Treatment of cancer with chemo- or radiotherapy causes reduction of sperm counts often to azoospermic levels that may persist for several years or be permanent. The time course of declines in sperm count can be predicted by the sensitivity of germ cells, with differentiating spermatogonia being most sensitive, and the known kinetics of recovery. Recovery from oligo- or azoospermia is more variable and depends on whether there is killing of stem cells and alteration of the somatic environment that normally supports differentiation of stem cells. Of the cytotoxic therapeutic agents, radiation and most alkylating drugs are the most potent at producing long-term azoospermia. Most of the newer biologic targeted therapies, except those used to target radioisotopes or toxins to cells, seem to have only modest effects, mostly on the endocrine aspects of the male reproductive system; however, their effects when used in combination with cytotoxic agents have not been well studied.

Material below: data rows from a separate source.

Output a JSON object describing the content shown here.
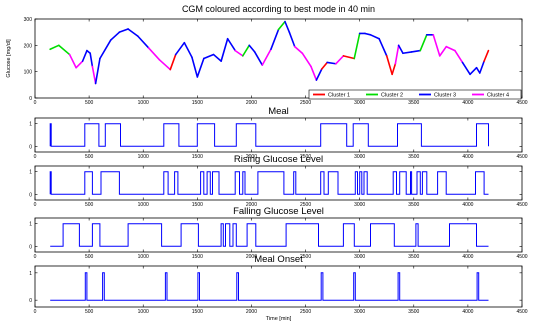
{
  "chart_data": [
    {
      "type": "line",
      "title": "CGM coloured according to best mode in 40 min",
      "xlabel": "",
      "ylabel": "Glucose [mg/dl]",
      "xlim": [
        0,
        4500
      ],
      "ylim": [
        0,
        300
      ],
      "x_ticks": [
        "0",
        "500",
        "1000",
        "1500",
        "2000",
        "2500",
        "3000",
        "3500",
        "4000",
        "4500"
      ],
      "y_ticks": [
        "0",
        "100",
        "200",
        "300"
      ],
      "legend": {
        "placement": "bottom-right",
        "entries": [
          {
            "name": "Cluster 1",
            "color": "#ff0000"
          },
          {
            "name": "Cluster 2",
            "color": "#00dd00"
          },
          {
            "name": "Cluster 3",
            "color": "#0000ff"
          },
          {
            "name": "Cluster 4",
            "color": "#ff00ff"
          }
        ]
      },
      "curve": {
        "x": [
          140,
          220,
          320,
          380,
          440,
          480,
          510,
          530,
          560,
          600,
          700,
          780,
          860,
          950,
          1050,
          1150,
          1250,
          1300,
          1380,
          1450,
          1500,
          1560,
          1650,
          1720,
          1780,
          1850,
          1920,
          1980,
          2030,
          2100,
          2180,
          2250,
          2310,
          2350,
          2400,
          2470,
          2550,
          2600,
          2650,
          2700,
          2780,
          2850,
          2950,
          3000,
          3050,
          3100,
          3180,
          3250,
          3300,
          3330,
          3360,
          3400,
          3480,
          3560,
          3620,
          3680,
          3740,
          3800,
          3880,
          3950,
          4020,
          4080,
          4110,
          4150,
          4190
        ],
        "y": [
          185,
          200,
          165,
          115,
          140,
          180,
          170,
          120,
          55,
          150,
          220,
          250,
          262,
          235,
          190,
          145,
          108,
          165,
          210,
          155,
          80,
          150,
          165,
          140,
          225,
          180,
          160,
          200,
          175,
          125,
          185,
          260,
          290,
          250,
          195,
          170,
          120,
          68,
          110,
          135,
          130,
          160,
          150,
          245,
          245,
          240,
          225,
          160,
          90,
          130,
          200,
          170,
          175,
          180,
          240,
          240,
          160,
          195,
          180,
          135,
          90,
          115,
          95,
          140,
          180
        ],
        "cluster": [
          2,
          2,
          4,
          4,
          3,
          3,
          3,
          4,
          3,
          3,
          3,
          3,
          3,
          3,
          4,
          4,
          1,
          3,
          3,
          3,
          3,
          3,
          3,
          3,
          3,
          4,
          2,
          3,
          3,
          4,
          3,
          2,
          3,
          3,
          4,
          4,
          4,
          3,
          1,
          3,
          4,
          1,
          2,
          3,
          3,
          3,
          3,
          1,
          1,
          4,
          3,
          3,
          3,
          2,
          3,
          4,
          4,
          4,
          4,
          3,
          3,
          3,
          3,
          1,
          1
        ]
      }
    },
    {
      "type": "line",
      "title": "Meal",
      "ylim": [
        -0.25,
        1.25
      ],
      "x_ticks": [
        "0",
        "500",
        "1000",
        "1500",
        "2000",
        "2500",
        "3000",
        "3500",
        "4000",
        "4500"
      ],
      "y_ticks": [
        "0",
        "1"
      ],
      "xlim": [
        0,
        4500
      ],
      "intervals": [
        [
          100,
          150
        ],
        [
          460,
          590
        ],
        [
          650,
          790
        ],
        [
          1190,
          1330
        ],
        [
          1500,
          1660
        ],
        [
          1860,
          2040
        ],
        [
          2640,
          2880
        ],
        [
          2940,
          3080
        ],
        [
          3350,
          3570
        ],
        [
          4080,
          4250
        ]
      ],
      "x_end": 4190
    },
    {
      "type": "line",
      "title": "Rising Glucose Level",
      "ylim": [
        -0.25,
        1.25
      ],
      "x_ticks": [
        "0",
        "500",
        "1000",
        "1500",
        "2000",
        "2500",
        "3000",
        "3500",
        "4000",
        "4500"
      ],
      "y_ticks": [
        "0",
        "1"
      ],
      "xlim": [
        0,
        4500
      ],
      "intervals": [
        [
          100,
          150
        ],
        [
          460,
          530
        ],
        [
          610,
          780
        ],
        [
          1190,
          1230
        ],
        [
          1290,
          1320
        ],
        [
          1530,
          1560
        ],
        [
          1590,
          1620
        ],
        [
          1640,
          1700
        ],
        [
          1850,
          1890
        ],
        [
          1920,
          1940
        ],
        [
          2060,
          2300
        ],
        [
          2390,
          2410
        ],
        [
          2640,
          2670
        ],
        [
          2710,
          2800
        ],
        [
          2960,
          2980
        ],
        [
          3000,
          3020
        ],
        [
          3040,
          3070
        ],
        [
          3310,
          3340
        ],
        [
          3370,
          3430
        ],
        [
          3470,
          3480
        ],
        [
          3530,
          3560
        ],
        [
          3580,
          3620
        ],
        [
          3720,
          3800
        ],
        [
          4070,
          4150
        ]
      ],
      "x_end": 4190
    },
    {
      "type": "line",
      "title": "Falling Glucose Level",
      "ylim": [
        -0.25,
        1.25
      ],
      "x_ticks": [
        "0",
        "500",
        "1000",
        "1500",
        "2000",
        "2500",
        "3000",
        "3500",
        "4000",
        "4500"
      ],
      "y_ticks": [
        "0",
        "1"
      ],
      "xlim": [
        0,
        4500
      ],
      "intervals": [
        [
          260,
          410
        ],
        [
          530,
          600
        ],
        [
          860,
          1170
        ],
        [
          1350,
          1510
        ],
        [
          1720,
          1740
        ],
        [
          1760,
          1800
        ],
        [
          1830,
          1860
        ],
        [
          1960,
          2040
        ],
        [
          2320,
          2620
        ],
        [
          2850,
          2950
        ],
        [
          3100,
          3320
        ],
        [
          3520,
          3540
        ],
        [
          3830,
          4080
        ]
      ],
      "x_end": 4190
    },
    {
      "type": "line",
      "title": "Meal Onset",
      "xlabel": "Time [min]",
      "ylim": [
        -0.25,
        1.25
      ],
      "x_ticks": [
        "0",
        "500",
        "1000",
        "1500",
        "2000",
        "2500",
        "3000",
        "3500",
        "4000",
        "4500"
      ],
      "y_ticks": [
        "0",
        "1"
      ],
      "xlim": [
        0,
        4500
      ],
      "intervals": [
        [
          465,
          480
        ],
        [
          625,
          640
        ],
        [
          1205,
          1220
        ],
        [
          1505,
          1520
        ],
        [
          1865,
          1880
        ],
        [
          2645,
          2660
        ],
        [
          2945,
          2960
        ],
        [
          3355,
          3370
        ],
        [
          4085,
          4100
        ]
      ],
      "x_end": 4190
    }
  ]
}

Keywords: Cancer; biologic targeted therapy; chemotherapy; radiotherapy; spermatogenesis.

Figure 1

Sequence, kinetics, and survival after irradiation of spermatogenic cells in the human male. Drawings cells courtesy of Dr. Y Clermont. Arrows indicate time required for cells to mature from one state to another. Numbers in parentheses are based on histological counts of the surviving fraction of cells at 2 weeks after 1 Gy of irradiation, reflecting the direct killing of cells by irradiation and 2 weeks of maturation depletion (3)

Figure 2

Declines in sperm counts in patients treated with two different chemotherapy regimens. (A) NOVP (9) chemotherapy consisting of Novantrone (mitoxantrone), Oncovin (vincristine), vinblastine, and prednisone for Hodgkin's disease. Small open circles are individual sperm counts. Large filled circles are averages of counts grouped into time ranges. (Reprinted with permission from Meistrich et al., Journal of Clinical Oncology 15: 3488, 1997) The subsequent recovery of sperm counts to normal levels is also shown. (B) CY(V)ADIC (8) chemotherapy consisting of cyclophosphamide, Adriamycin (doxorubicin), DIC (DTIC, dacarbazine), with or without vincristine for Ewing and soft-tissue sarcoma. Pretreatment counts are indicated by solid symbols. Dashed lines connect longitudinal counts for individual patients. (Reprinted with permission from Meistrich et al., Cancer 70: 2703, 1992)

Figure 3

Recovery of sperm counts in individual patients treated with (A) hemi-pelvic radiotherapy for seminoma (22, 23), or (B) pelvic radiotherapy for Hodgkin's disease (24). Gonadal doses are indicated next to each plot.

Figure 4

(A) Examples of delayed recovery of sperm count occurring after 2 to 5 years of azoospermia in 5 patients treated with chemotherapy agents that are toxic to stem spermatogonia. (◯,●) CVPP-ABDIC consisting of cyclophosphamide, vincristine, procarbazine, prednisone, Adriamycin, bleomycin, dacarbazine, and lomustine (CCNU) (26) treatment for Hodgkin's disease patients; (▲) CHOP-Bleo which consists of cyclophosphamide, Adriamycin (hydroxydaunorubicin), Oncovin, prednisone, and bleomycin (27) treatment for a non-Hodgkin's lymphoma. (B) Kaplan-Meier actuarial estimation of sperm count recovery to 10 million/ml showing the overall rates and extents of recovery in sarcoma patients were treated with the CY(V)ADIC regimen, but receiving different total doses of cyclophosphamide (8) (Reprinted with permission from Meistrich et al., Cancer 70: 2703, 1992).